Clive Palmer's mining company Mineralogy says billions of tonnes of iron ore will be left in the ground because Chinese company CITIC is denying it access to a Pilbara port.
Mineralogy claims its estranged business partner CITIC should not have exclusive control of port facilities at Cape Preston at the $12 billion Sino iron ore project in Western Australia.
Geological reports show billions of tonnes of magnetite iron ore could be exploited near Cape Preston, but prospective investors are unwilling to finance new mines without guaranteed use of the port, lawyers for Mineralogy say.
"The effect of this is Mineralogy won't be able to say to a prospective financier - we have a port we can use," Simon Couper, a lawyer representing Mineralogy, told the Federal Court in Perth on Wednesday.
"Sino is running a port to the exclusion of others."

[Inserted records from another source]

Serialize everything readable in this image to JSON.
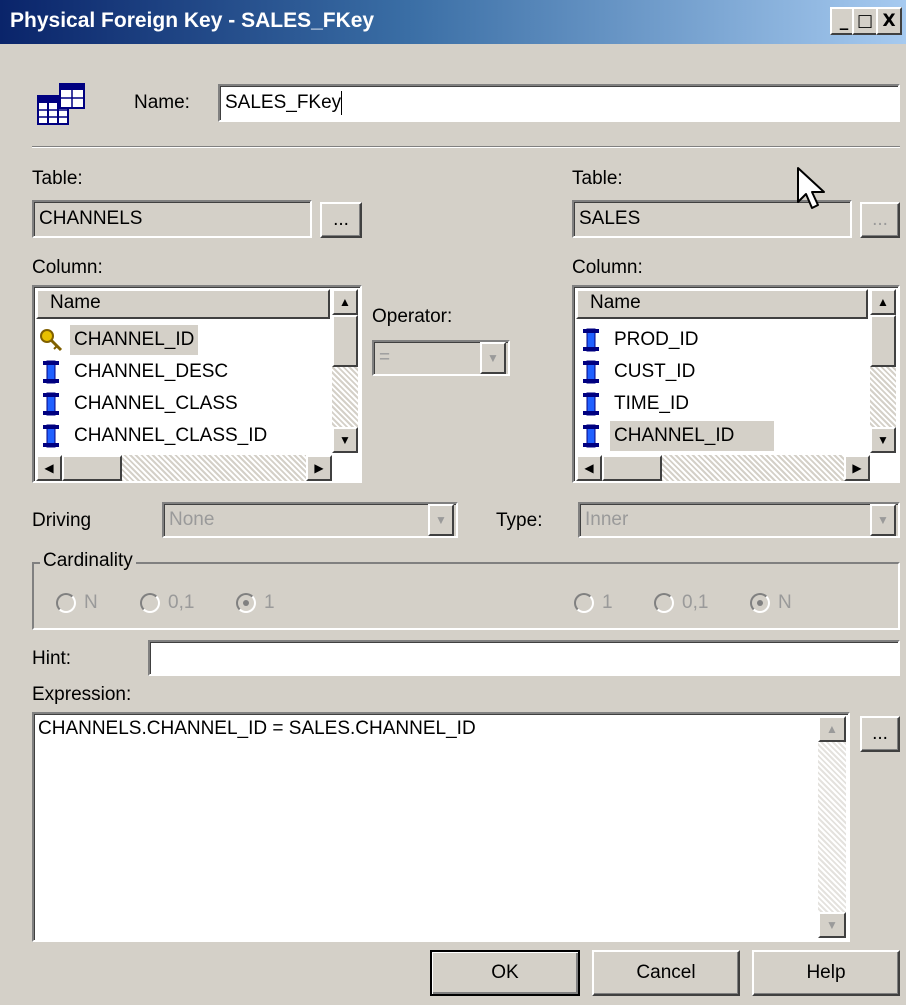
{
  "window": {
    "title": "Physical Foreign Key - SALES_FKey",
    "minimize": "_",
    "maximize": "□",
    "close": "X"
  },
  "name": {
    "label": "Name:",
    "value": "SALES_FKey"
  },
  "left": {
    "table_label": "Table:",
    "table_value": "CHANNELS",
    "browse": "...",
    "column_label": "Column:",
    "header": "Name",
    "columns": [
      {
        "name": "CHANNEL_ID",
        "icon": "key-icon",
        "selected": true
      },
      {
        "name": "CHANNEL_DESC",
        "icon": "column-icon",
        "selected": false
      },
      {
        "name": "CHANNEL_CLASS",
        "icon": "column-icon",
        "selected": false
      },
      {
        "name": "CHANNEL_CLASS_ID",
        "icon": "column-icon",
        "selected": false
      }
    ]
  },
  "right": {
    "table_label": "Table:",
    "table_value": "SALES",
    "browse": "...",
    "column_label": "Column:",
    "header": "Name",
    "columns": [
      {
        "name": "PROD_ID",
        "icon": "column-icon",
        "selected": false
      },
      {
        "name": "CUST_ID",
        "icon": "column-icon",
        "selected": false
      },
      {
        "name": "TIME_ID",
        "icon": "column-icon",
        "selected": false
      },
      {
        "name": "CHANNEL_ID",
        "icon": "column-icon",
        "selected": true
      }
    ]
  },
  "operator": {
    "label": "Operator:",
    "value": "="
  },
  "driving": {
    "label": "Driving",
    "value": "None"
  },
  "type": {
    "label": "Type:",
    "value": "Inner"
  },
  "cardinality": {
    "label": "Cardinality",
    "left": [
      {
        "label": "N",
        "checked": false
      },
      {
        "label": "0,1",
        "checked": false
      },
      {
        "label": "1",
        "checked": true
      }
    ],
    "right": [
      {
        "label": "1",
        "checked": false
      },
      {
        "label": "0,1",
        "checked": false
      },
      {
        "label": "N",
        "checked": true
      }
    ]
  },
  "hint": {
    "label": "Hint:",
    "value": ""
  },
  "expression": {
    "label": "Expression:",
    "value": "CHANNELS.CHANNEL_ID = SALES.CHANNEL_ID",
    "browse": "..."
  },
  "buttons": {
    "ok": "OK",
    "cancel": "Cancel",
    "help": "Help"
  }
}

Mr Couper said Mineralogy could not guarantee operation of the port.
He added that the company had asked Sino Iron for manuals and specifications so it could train people and maintain port facilities but had never received the materials.
Mineralogy argues it has a right to operate at the port and that the overall concept of a multi-user port was endorsed by Sino Iron and Mineralogy.
But CITIC lawyers said there was a major issue with the terminology used by Mineralogy relating to the port.
"We're not operating the port or shutting anyone out of the port," Dr Andrew Bell SC, a lawyer representing CITIC, told the court.
Justice James Edelman has also allowed the West Australian Attorney General to intervene in the court case between CITIC and Mineralogy.
Justice Edelman said the state was interested in how the mining project would operate and resulting royalty revenue.